Last night, he arrived at the alley crossroads in front of our house drunk and perhaps drugged. By his behavior, I would have said paint thinner, but it could also have been something in the weed he was smoking—in any case, some chemical that destroys judgement and calls up rage. Roaring and whooping, he staggered around, behaving supremely antisocial. He began by kicking in the steel door in the wall that surrounds the lot; and that’s when he found the rubble—throwing material—left there by the city workers. I went up on our roof where I could observe him and his co-delinquent Q, who was strangely non-involved, other than acting as a lookout. M brought out rocks, large ones, and threw them first at the lot’s walls—his anger seeking targets. Then he threw them up the alley steps at nothing, then at R’s little store located ten paces kitty-corner from us, then at the camera on her wall, then at our house wall, then at our camera. Then at me.
I had called down to him.
“Hey! Qué passa?” Something like, What’s up with this?
He looked up at me. And threw. I ducked out of the opening. The rock smashed somewhere outside it. Then I went downstairs and called 066, the equivalent of 911.
I’m not sure they ever came—the police. There are too many angry and abandoned youth to cover all of them. Q and M left the scene. M’s aunt was up at R’s little store in a flash to smooth things out, covering for her nephew. I hate the phrase “damage control.”
“He threw a rock at me,” I called down to her.
“I’m taking care of it,” she said, the concerned aunt, turning away too quickly, too busy to talk to me. She had to deal with R and her daughter who were explaining they weren’t happy about M’s behavior. From past experience, I can be fairly confident that M’s aunt was pointing out that the two cameras—the one on R’s store and the one on ours—had provoked the behavior. And that we, my love and I, after community discussions, had mounted the cameras.

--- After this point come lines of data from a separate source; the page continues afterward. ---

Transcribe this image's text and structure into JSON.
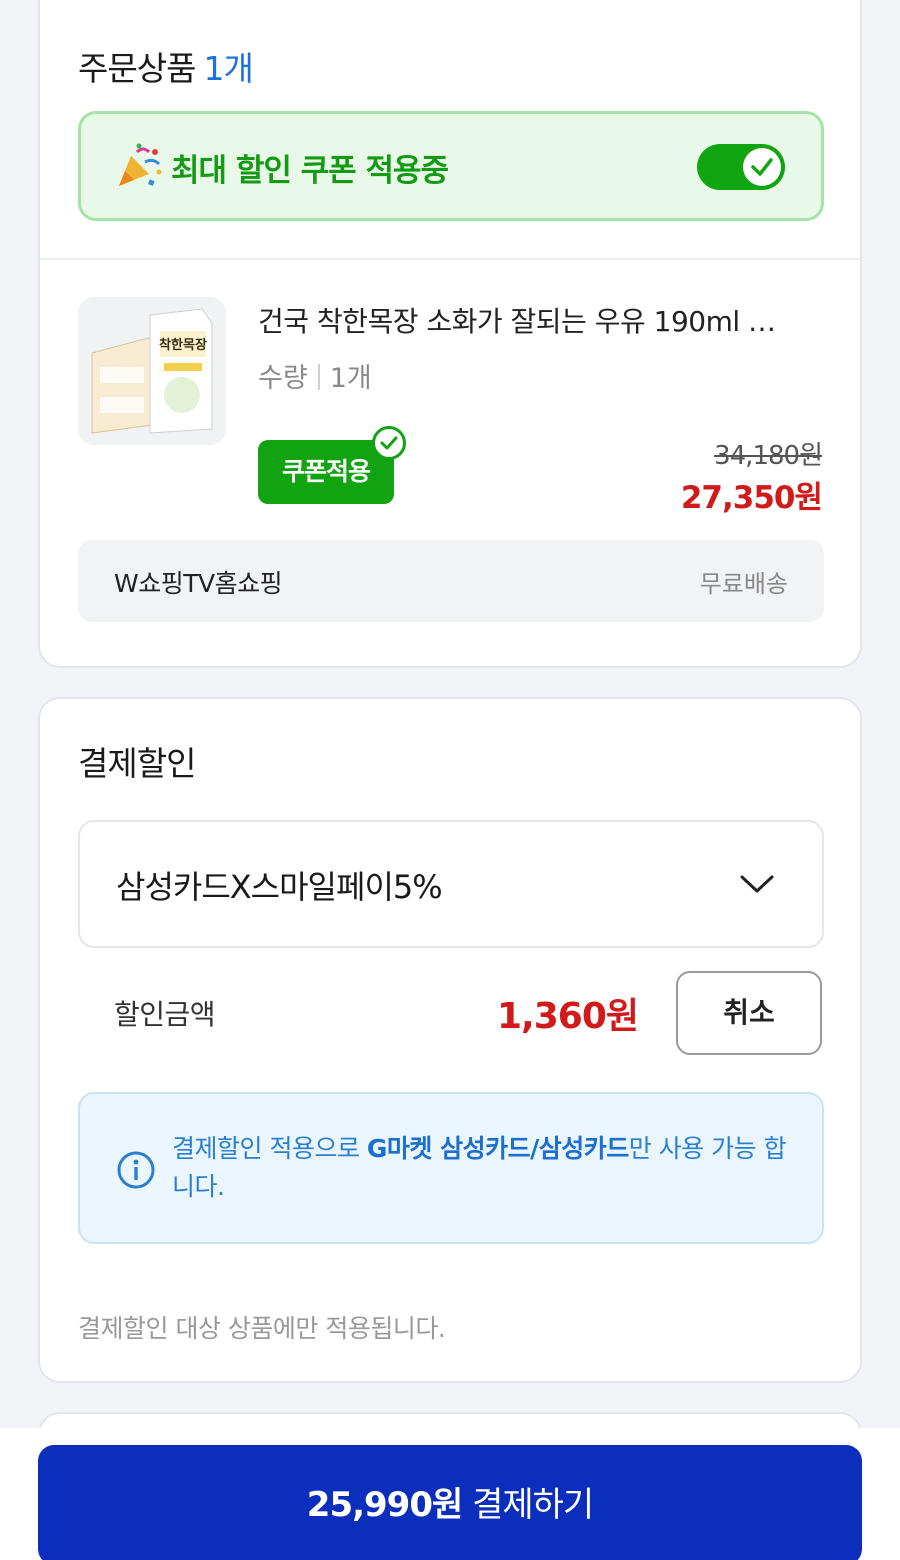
{
  "order_section": {
    "title": "주문상품",
    "count": "1개",
    "coupon_banner": {
      "text": "최대 할인 쿠폰 적용중",
      "toggle_on": true
    },
    "product": {
      "name": "건국 착한목장 소화가 잘되는 우유 190ml …",
      "qty_label": "수량",
      "qty_value": "1개",
      "coupon_badge": "쿠폰적용",
      "original_price": "34,180원",
      "sale_price": "27,350원",
      "thumb_brand": "착한목장"
    },
    "seller": {
      "name": "W쇼핑TV홈쇼핑",
      "shipping": "무료배송"
    }
  },
  "payment_discount": {
    "title": "결제할인",
    "selected_option": "삼성카드X스마일페이5%",
    "discount_label": "할인금액",
    "discount_amount": "1,360원",
    "cancel_label": "취소",
    "info": {
      "pre": "결제할인 적용으로 ",
      "bold": "G마켓 삼성카드/삼성카드",
      "post": "만 사용 가능 합니다."
    },
    "note": "결제할인 대상 상품에만 적용됩니다."
  },
  "checkout": {
    "amount": "25,990원",
    "label": "결제하기"
  },
  "colors": {
    "accent_blue": "#1a73d9",
    "coupon_green": "#12a312",
    "price_red": "#d21a1a",
    "pay_button": "#0b2ebd"
  }
}
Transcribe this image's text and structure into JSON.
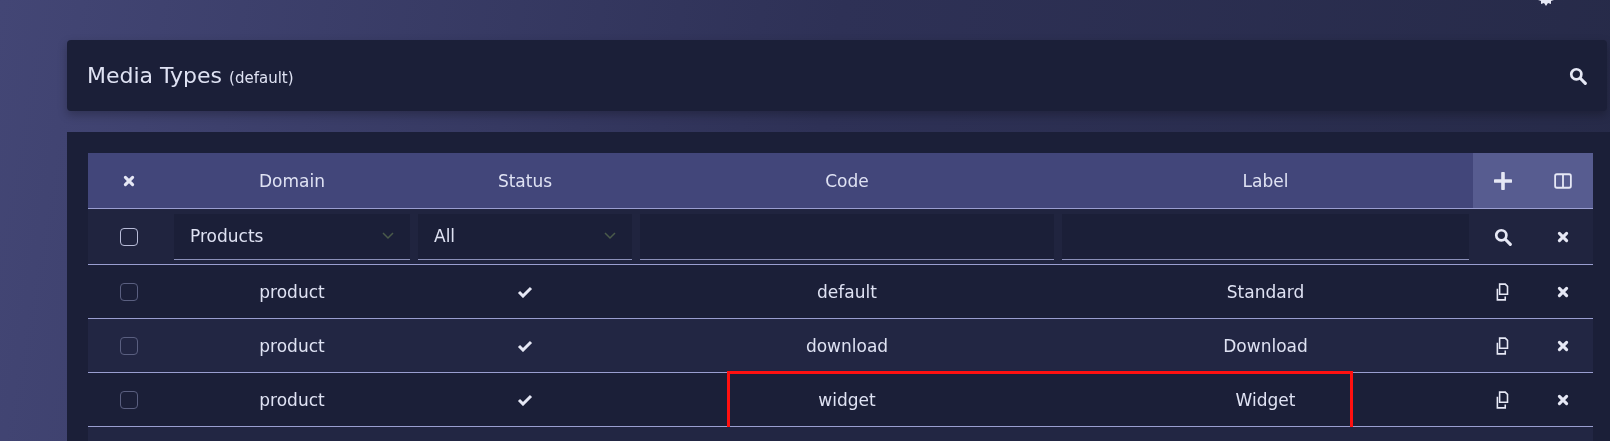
{
  "header": {
    "title": "Media Types",
    "subtitle": "(default)"
  },
  "table": {
    "columns": [
      "Domain",
      "Status",
      "Code",
      "Label"
    ],
    "filters": {
      "checked": false,
      "domain": "Products",
      "status": "All"
    },
    "rows": [
      {
        "checked": false,
        "domain": "product",
        "status": true,
        "code": "default",
        "label": "Standard",
        "highlighted": false
      },
      {
        "checked": false,
        "domain": "product",
        "status": true,
        "code": "download",
        "label": "Download",
        "highlighted": false
      },
      {
        "checked": false,
        "domain": "product",
        "status": true,
        "code": "widget",
        "label": "Widget",
        "highlighted": true
      }
    ]
  }
}
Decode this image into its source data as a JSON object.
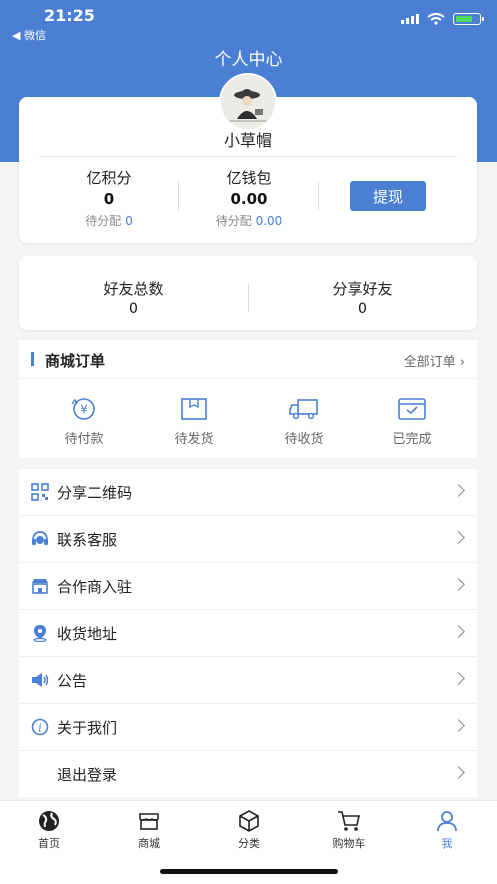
{
  "status": {
    "time": "21:25",
    "back": "◀ 微信"
  },
  "header": {
    "title": "个人中心"
  },
  "profile": {
    "username": "小草帽"
  },
  "points": {
    "label": "亿积分",
    "value": "0",
    "pending_label": "待分配",
    "pending_value": "0"
  },
  "wallet": {
    "label": "亿钱包",
    "value": "0.00",
    "pending_label": "待分配",
    "pending_value": "0.00"
  },
  "withdraw_label": "提现",
  "friends": {
    "total_label": "好友总数",
    "total_value": "0",
    "share_label": "分享好友",
    "share_value": "0"
  },
  "orders": {
    "title": "商城订单",
    "all_label": "全部订单 ›",
    "items": [
      {
        "label": "待付款",
        "icon": "payment-icon"
      },
      {
        "label": "待发货",
        "icon": "package-icon"
      },
      {
        "label": "待收货",
        "icon": "truck-icon"
      },
      {
        "label": "已完成",
        "icon": "completed-icon"
      }
    ]
  },
  "menu": [
    {
      "label": "分享二维码",
      "icon": "qrcode-icon"
    },
    {
      "label": "联系客服",
      "icon": "headset-icon"
    },
    {
      "label": "合作商入驻",
      "icon": "store-icon"
    },
    {
      "label": "收货地址",
      "icon": "location-icon"
    },
    {
      "label": "公告",
      "icon": "speaker-icon"
    },
    {
      "label": "关于我们",
      "icon": "info-icon"
    },
    {
      "label": "退出登录",
      "icon": ""
    }
  ],
  "tabs": [
    {
      "label": "首页",
      "icon": "globe-icon"
    },
    {
      "label": "商城",
      "icon": "shop-icon"
    },
    {
      "label": "分类",
      "icon": "box-icon"
    },
    {
      "label": "购物车",
      "icon": "cart-icon"
    },
    {
      "label": "我",
      "icon": "user-icon"
    }
  ],
  "colors": {
    "accent": "#4a7fd4",
    "background": "#f3f4f6"
  }
}
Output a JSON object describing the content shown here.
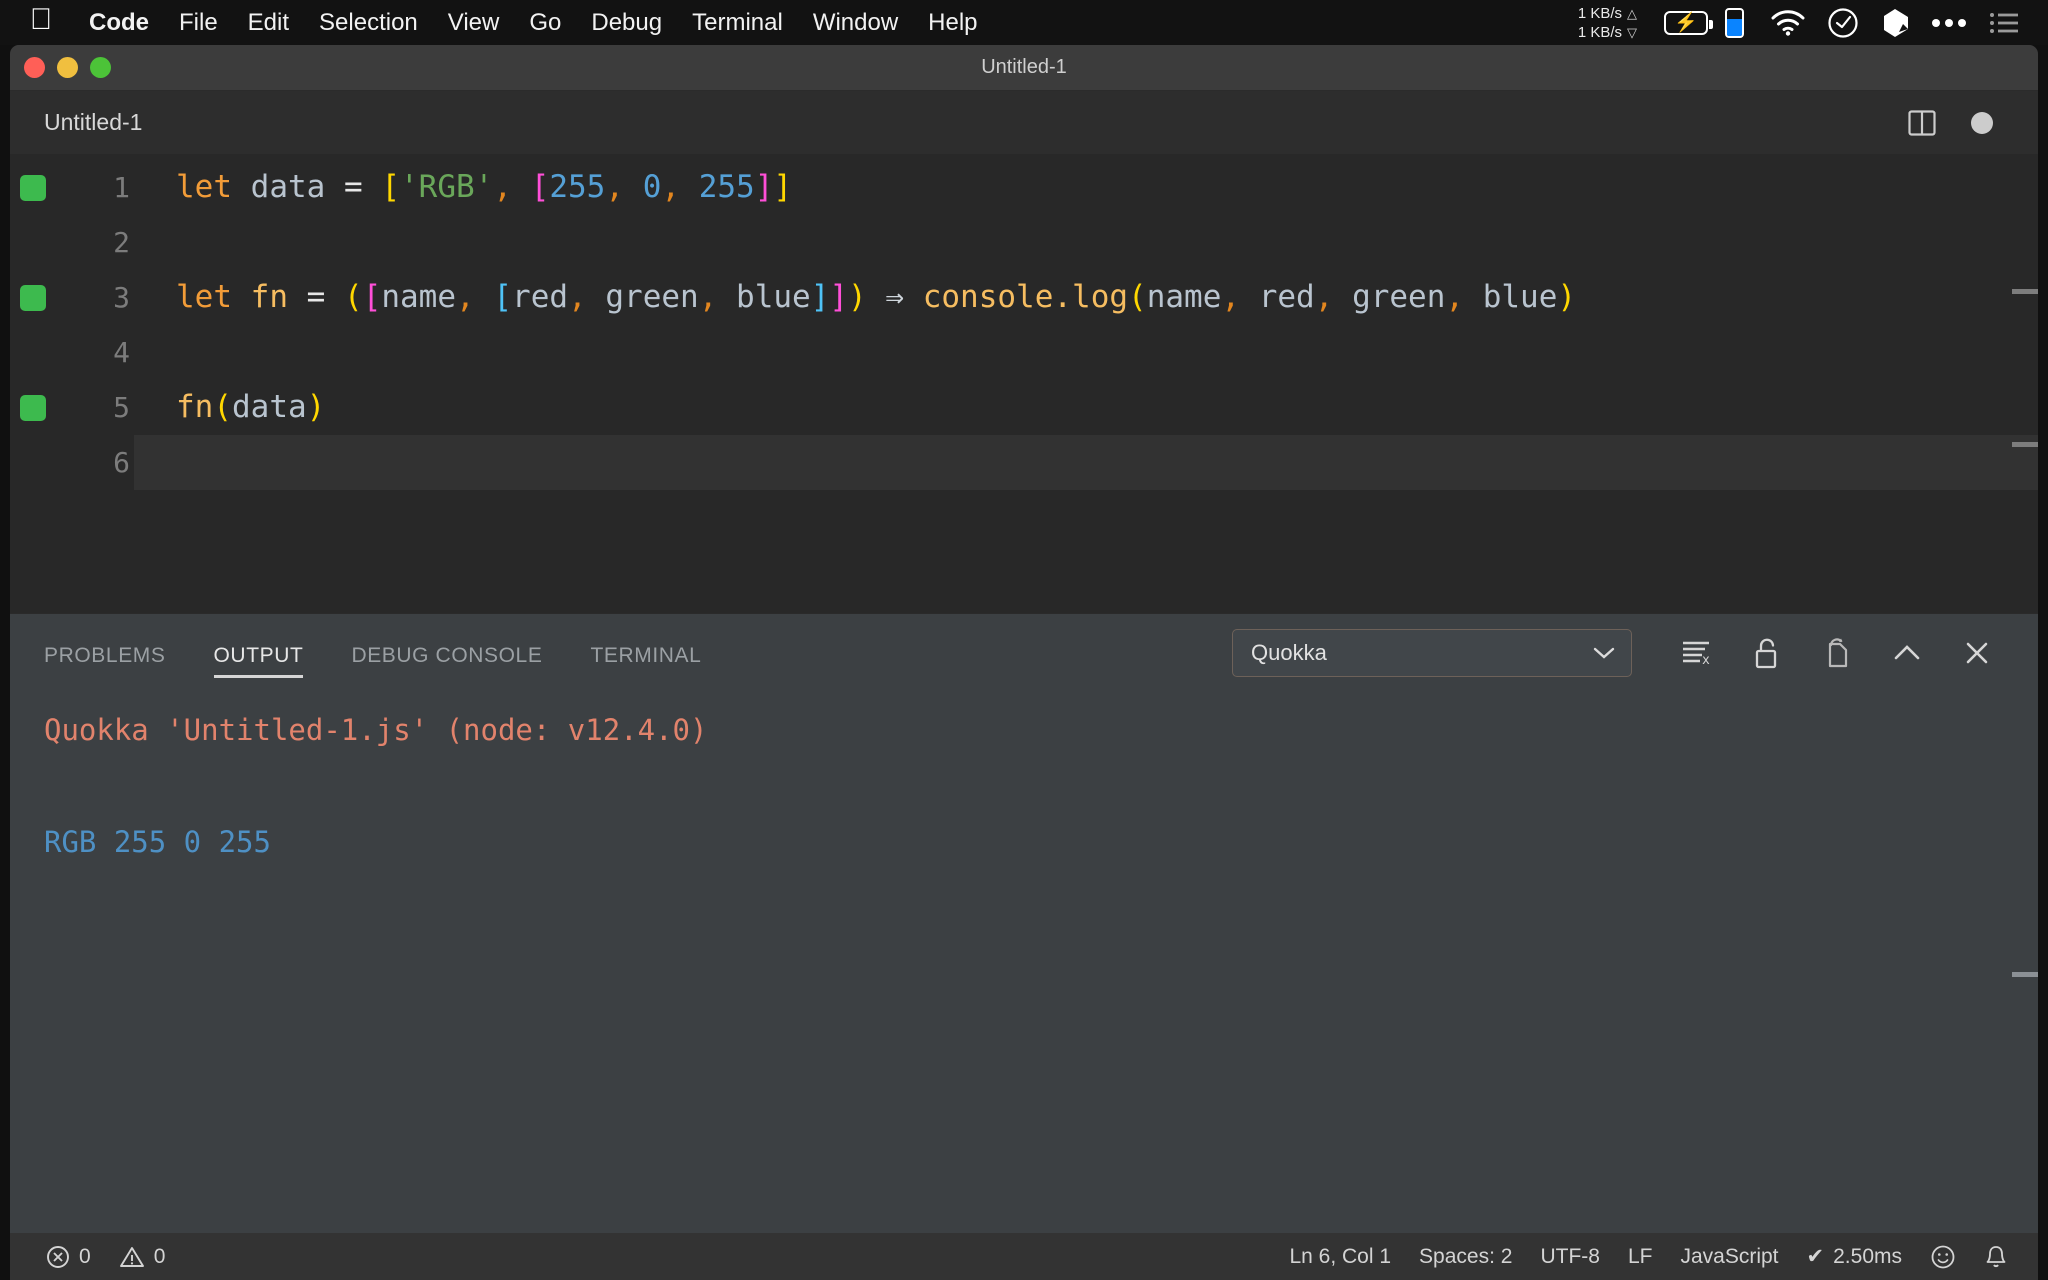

Which is true.
I feel I should add M to the Local Hall of Disfunctionality, along with my mad friends in my favorite square in the whole world, Baratillo. As well as all the “leaders” of Mexico. They are all my Juárez, and we are all of us suspended between NAFTA (all NAFTAS) and the Mexico we could have if we all weren’t just as mad as Kaliman, Chino the Artist, Roberto the Shy Singer, Josefina the Beggar and Mateo Who is Probably Dead. M was abandoned by his father, just the way Mexico has been abandoned by the people who have been elected, legitimately or not, to lead it.
I can not add J to the list. He is Q’s (the recent lookout’s) next younger brother. A few nights ago, he appeared at the door along with my love’s only book borrower, the other younger M Who Avoids his Future. J has shunned me gang-style for a year or two, refusing to talk to me and looking away. But this time he was friendly, clear-eyed, cordial, hanging out with Book Borrower M in front of our door. He talked about his favorite courses in school, in response to my love’s questions. This is a kid that, along with his brothers, had also shunned school for years.
After we said goodnight to them and closed the door, I turned to my love and asked, “Do you think the DIF has gotten to him?” DIF is the acronym for Desarrollo Integral de la Familia, Integrated Development of the Family, an agency that intervenes under a variety of circumstances to help “incapacitated” youth that are “at risk.” If that is in fact who reached J, that is a very good thing. One could only hope they might reach the rest of us who have given up on Mexico. Or are sometimes tempted to.